# New Regina Pics



## ReginasMommy (Apr 13, 2011)

Hello everyone! I have some pics of Regina from a few snuggle sessions!









Cutie pie!









"Da piktures again, Mama?"









Funny face!









Profile shot!









zzzzzzz









ZZZZZZZZZZZZ


----------



## ReginasMommy (Apr 13, 2011)

And some more!









Om nom nom!









"Ugh, lady, you iz alwayz dere wif da kamera..."









Smushy face!









Snaggletooth!









"I'z going to bed now..."









"I said goodnight!"


----------



## Sar-uh (Sep 6, 2011)

Her smushed face is sooooo precious! She looks like a great little cuddler


----------



## Nebular (Dec 28, 2010)

Love the smooshy face and the whole "nuts to this, I'm going back to bed" thing. :lol:


----------



## cylaura (Jan 13, 2011)

So cute! I love her little smushy face. 

And I am TOTALLY stealing your paper towel under the food dishes idea.

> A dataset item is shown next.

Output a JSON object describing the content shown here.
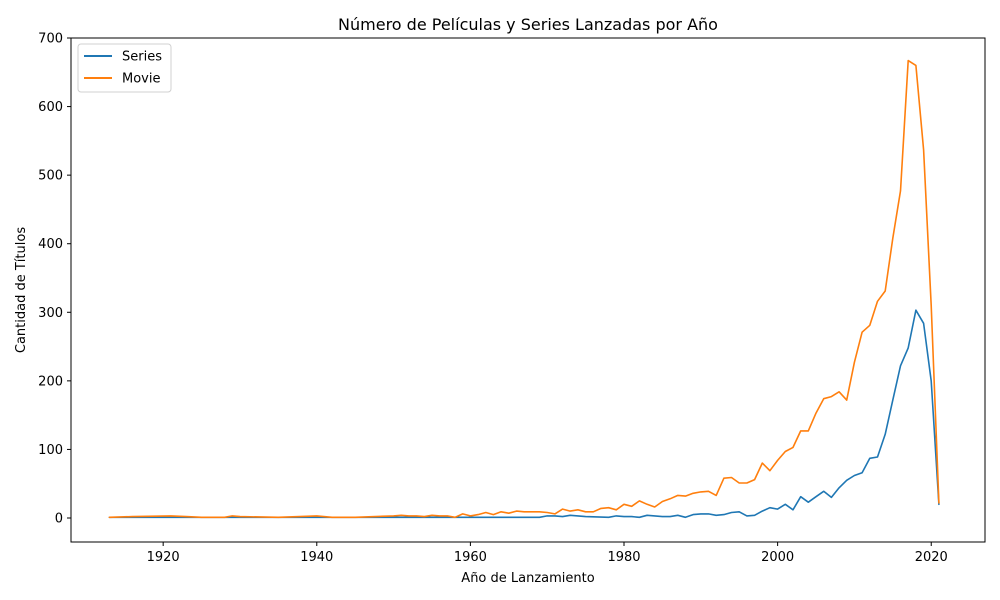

Liam makes such a mess when he eats, I'm constantly picking up itty bitty kibble crumbs off of his fleece every evening. :roll:


----------



## shaelikestaquitos (Feb 2, 2010)

I love Regina's disgruntled expression in the second last picture :lol: So cute!


----------



## PJM (May 7, 2010)

Regina is so adorable!! I absolutely love the snaggletooth picture. As well as the precious sleeping pictures.


----------



## DexterTheHog (May 22, 2011)

Tee hee! I Regina!!
You still have to meet Dexter!


----------



## SaltAndExtraPepper (Mar 4, 2011)

It seems like it'd been too long since new pics of Regina!!  I love her snoozing sleepy face, and her snaggletooth, and her smooshy face of course! I like her side-swept visor quills, she looks like she did it on purpose with hair spray. Fashionista hedgie!


----------



## Quinn (Apr 24, 2011)

love the pics! one of the faces looks likes shes smiling!


----------



## txhedgiemomma (Nov 11, 2011)

Oh my gosh, Regina is such a cutie!! I love her expressions.


----------



## ReginasMommy (Apr 13, 2011)

Thank you all! Regina appreciates the compliments 

And DexterTheHog--yes I want to meet Dexter soooooon!


----------